De par son histoire, ses valeurs et ses principes, la République française est une référence en matière de droits humains. Pourtant, elle a souvent été à la remorque de l’histoire comme pour le droit de vote des femmes, l’abolition de la peine de mort ou l’ouverture du mariage aux couples de même sexe. Aujourd’hui, alors qu’une écrasante majorité de la population est favorable à l’euthanasie, alors que de nombreux pays l’ont dépénalisée ou légalisée depuis plusieurs années, les majorités successives multiplient les consultations, les débats, les demandes d’avis, de rapports… — tandis que l’actualité est régulièrement ponctuée de drames humains et professionnels, et que les départs à l’étranger pour un dernier voyage se multiplient.
À la question « Selon vous, la loi française devrait-elle autoriser les médecins à mettre fin, sans souffrance, à la vie de ces personnes atteintes de maladies insupportables et incurables si elles le demandent ? », 96 % des sondés répondent par l’affirmative.

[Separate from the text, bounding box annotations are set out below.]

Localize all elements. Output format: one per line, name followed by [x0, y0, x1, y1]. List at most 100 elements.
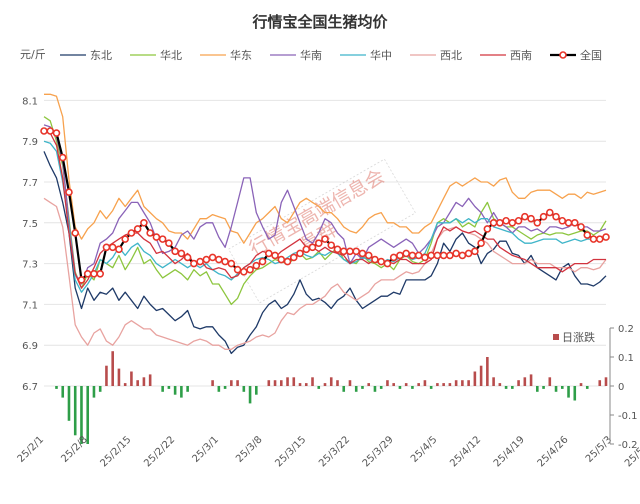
daily-change-bar	[292, 377, 296, 386]
national-marker	[521, 212, 529, 221]
national-marker	[577, 223, 585, 231]
y-tick-label: 7.9	[22, 137, 38, 148]
national-marker	[165, 239, 173, 247]
daily-change-bar	[536, 386, 539, 392]
national-marker	[152, 233, 161, 241]
daily-change-bar	[111, 351, 114, 386]
daily-change-legend-swatch	[553, 334, 559, 340]
y2-tick-label: -0.2	[618, 440, 638, 451]
national-marker	[583, 231, 592, 239]
national-marker	[183, 253, 192, 262]
national-marker	[314, 239, 323, 247]
daily-change-bar	[442, 383, 445, 386]
national-marker	[471, 247, 479, 256]
y2-tick-label: 0.1	[618, 353, 634, 364]
national-marker	[221, 257, 229, 266]
x-tick-label: 25/4/19	[492, 434, 527, 469]
daily-change-bar	[542, 386, 545, 389]
daily-change-bar	[117, 368, 121, 386]
daily-change-bar	[398, 386, 402, 389]
daily-change-bar	[286, 377, 289, 386]
daily-change-bar	[86, 386, 90, 444]
national-marker	[545, 208, 554, 217]
daily-change-bar	[486, 357, 489, 386]
national-marker	[464, 249, 473, 258]
national-marker	[533, 219, 542, 227]
national-marker	[140, 219, 148, 227]
national-marker	[358, 249, 367, 258]
daily-change-bar	[479, 365, 483, 386]
daily-change-bar	[323, 383, 327, 386]
national-marker	[452, 249, 460, 258]
national-marker	[65, 188, 73, 196]
national-marker	[289, 253, 298, 262]
daily-change-bar	[61, 386, 65, 398]
national-marker	[321, 235, 329, 243]
y-tick-label: 7.1	[22, 300, 38, 311]
national-marker	[271, 251, 279, 260]
national-marker	[227, 259, 236, 268]
national-marker	[46, 127, 55, 135]
national-marker	[171, 247, 179, 256]
x-tick-label: 25/4/26	[536, 434, 571, 469]
daily-change-bar	[573, 386, 577, 401]
y2-tick-label: 0.2	[618, 324, 634, 335]
daily-change-bar	[404, 383, 408, 386]
national-marker	[202, 255, 211, 264]
daily-change-legend-label: 日涨跌	[562, 330, 595, 344]
daily-change-bar	[67, 386, 71, 421]
daily-change-bar	[230, 380, 233, 386]
national-marker	[458, 251, 467, 260]
daily-change-bar	[92, 386, 96, 398]
daily-change-bar	[473, 371, 477, 386]
national-marker	[296, 249, 304, 258]
daily-change-bar	[367, 383, 371, 386]
watermark: 行情宝高端信息会 員群	[228, 158, 416, 304]
legend-label-华南: 华南	[300, 48, 322, 62]
daily-change-bar	[423, 380, 427, 386]
national-marker	[589, 235, 598, 243]
daily-change-bar	[342, 386, 346, 392]
daily-change-bar	[523, 377, 527, 386]
legend-label-西北: 西北	[440, 49, 462, 62]
daily-change-bar	[529, 374, 533, 386]
national-marker	[489, 219, 498, 227]
national-marker	[158, 235, 167, 243]
y2-tick-label: 0	[618, 382, 624, 393]
national-marker	[215, 255, 223, 264]
daily-change-bar	[348, 380, 352, 386]
daily-change-bar	[142, 377, 146, 386]
daily-change-bar	[517, 380, 520, 386]
daily-change-bar	[161, 386, 164, 392]
daily-change-bar	[461, 380, 464, 386]
national-marker	[477, 239, 485, 247]
daily-change-bar	[167, 386, 171, 389]
x-tick-label: 25/2/8	[59, 434, 90, 465]
y-tick-label: 6.7	[22, 382, 38, 393]
national-marker	[371, 255, 379, 264]
national-marker	[595, 235, 604, 243]
national-marker	[252, 261, 261, 270]
national-marker	[264, 249, 273, 258]
national-marker	[277, 255, 286, 264]
national-marker	[602, 233, 610, 241]
national-marker	[433, 251, 442, 260]
daily-change-bar	[217, 386, 221, 392]
daily-change-bar	[317, 386, 321, 389]
daily-change-bar	[267, 380, 271, 386]
national-marker	[508, 219, 517, 227]
y-tick-label: 6.9	[22, 341, 38, 352]
daily-change-bar	[211, 380, 214, 386]
daily-change-bar	[373, 386, 377, 392]
daily-change-bar	[80, 386, 83, 444]
daily-change-bar	[73, 386, 77, 436]
daily-change-bar	[436, 383, 439, 386]
national-marker	[108, 243, 117, 252]
x-tick-label: 25/2/15	[98, 434, 133, 469]
y2-tick-label: -0.1	[618, 411, 638, 422]
national-marker	[446, 251, 454, 260]
daily-change-bar	[329, 377, 333, 386]
national-marker	[389, 253, 398, 262]
daily-change-bar	[379, 386, 383, 389]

À la question : « Souhaitez-vous que le président de la République tienne sa promesse de campagne en autorisant, dans le cadre d’une loi votée par le Parlement, le recours à l’euthanasie active pour les personnes en fin de vie qui en feraient la demande ? » 93 % répondent là encore positivement.
À ce niveau, ce n’est plus du courage qui est nécessaire au Président de la République, son gouvernement ou la majorité parlementaire, mais du respect. Du respect pour leur fonction, qui veut qu’ils œuvrent dans le sens de la volonté générale. Du respect pour leurs électeurs, qui demandent simplement qu’un engagement soit tenu. Du respect pour les droits humains, dont l’un d’entre eux reste aujourd’hui à acquérir.

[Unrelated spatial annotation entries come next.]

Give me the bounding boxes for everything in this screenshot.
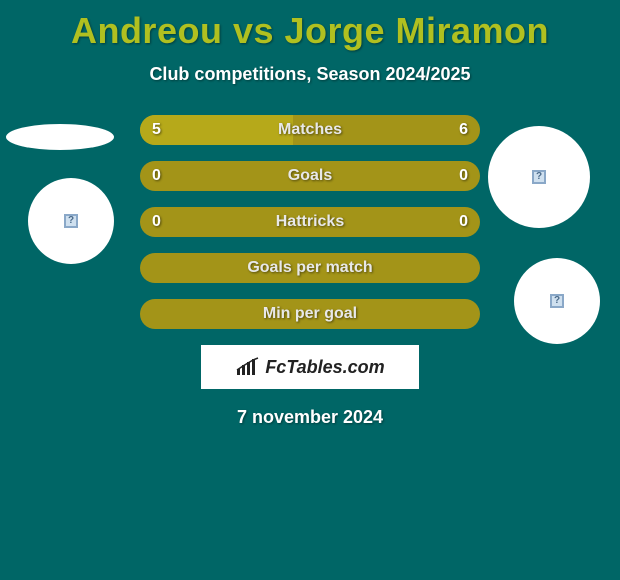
- stat-row-hattricks: 0 Hattricks 0: [140, 207, 480, 237]
- stat-row-gpm: Goals per match: [140, 253, 480, 283]
- chart-icon: [235, 357, 261, 377]
- stat-label: Min per goal: [263, 305, 357, 323]
- stat-label: Matches: [278, 121, 342, 139]
- date-text: 7 november 2024: [0, 407, 620, 428]
- stat-left-value: 5: [152, 121, 161, 139]
- stat-left-value: 0: [152, 167, 161, 185]
- stats-panel: 5 Matches 6 0 Goals 0 0 Hattricks 0 Goal…: [0, 115, 620, 428]
- stat-row-goals: 0 Goals 0: [140, 161, 480, 191]
- stat-right-value: 6: [459, 121, 468, 139]
- stat-left-value: 0: [152, 213, 161, 231]
- logo-box: FcTables.com: [201, 345, 419, 389]
- stat-right-value: 0: [459, 213, 468, 231]
- page-title: Andreou vs Jorge Miramon: [0, 0, 620, 52]
- stat-row-mpg: Min per goal: [140, 299, 480, 329]
- stat-row-matches: 5 Matches 6: [140, 115, 480, 145]
- logo-text: FcTables.com: [265, 357, 384, 378]
- stat-label: Hattricks: [276, 213, 344, 231]
- logo: FcTables.com: [235, 357, 384, 378]
- stat-right-value: 0: [459, 167, 468, 185]
- stat-label: Goals: [288, 167, 332, 185]
- stat-label: Goals per match: [247, 259, 372, 277]
- stat-fill-left: [140, 115, 293, 145]
- subtitle: Club competitions, Season 2024/2025: [0, 64, 620, 85]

Notre devise républicaine est triplement bafouée :
- la Liberté de finir sa vie est refusée au nom d’arguments qui confinent de plus en plus à des arguties ;
- l’Égalité est rompue, car l’interdit masque en réalité une pratique de l’euthanasie clandestine, hypocrite et inégalitaire ;
- la Fraternité elle aussi est trahie par l’abandon à leurs souffrances de ceux qui souffrent et ne peuvent être soulagés.
À ces trois piliers de notre République, nous considérons indispensable d’associer le principe de laïcité, qui émancipe l’élaboration de la loi de tous les dogmes. Or c’est bien la laïcité qui est en cause, tant l’action politique est paralysée par l’intrusion omniprésente des autorités religieuses et de leurs relais médicaux ou associatifs, aussi agissants qu’ils sont numériquement faibles.
Si les médecins sont tellement attachés au Serment d’Hippocrate qui prescrit « je ne provoquerai jamais la mort délibérément », respectons cet attachement et libérons-les d’une problématique qui ne les concerne plus. Rappelons cependant qu’à son origine, le Serment interdisait l’avortement (« je ne remettrai à aucune femme un pessaire abortif »). Et ne faisons pas injure à tous les médecins qui sont plus attachés aux droits humains et à la dignité qu’à la génuflexion devant des dogmes inadaptés aussi bien aux consciences qu’à la médecine moderne. Les médecins sont formés et rétribués pour préserver la santé et soigner, pas pour donner la mort, dont acte. Mais le fait que la mort survienne aujourd’hui majoritairement dans un environnement médicalisé ne doit pas leur donner plus d’influence dans le débat public sur une question qui concerne 100 % de la population.
Les citoyens et les familles n’attendent pas de leurs élus qu’ils trouvent le courage qui leur fait cruellement défaut, mais simplement qu’ils respectent la mort choisie comme ils doivent respecter la vie.
Force est de constater que la proposition de loi de MM. Alain CLAEYS et Jean LEONETTI créant de nouveaux droits en faveur des malades et des personnes en fin de vie passe à côté de l’enjeu et ne répond pas aux attentes. Après un passage en Commission des affaires sociales qui a fait barrage à toute évolution du texte vers un droit à mourir dans la dignité, elle sera examinée en séance publique à partir du 10 mars.
L’UFAL demande aux députés de donner réellement la priorité à l’intérêt général en s’émancipant du poids des dogmes qui empêchent depuis trop longtemps de conquérir l’ultime liberté de l’être humain.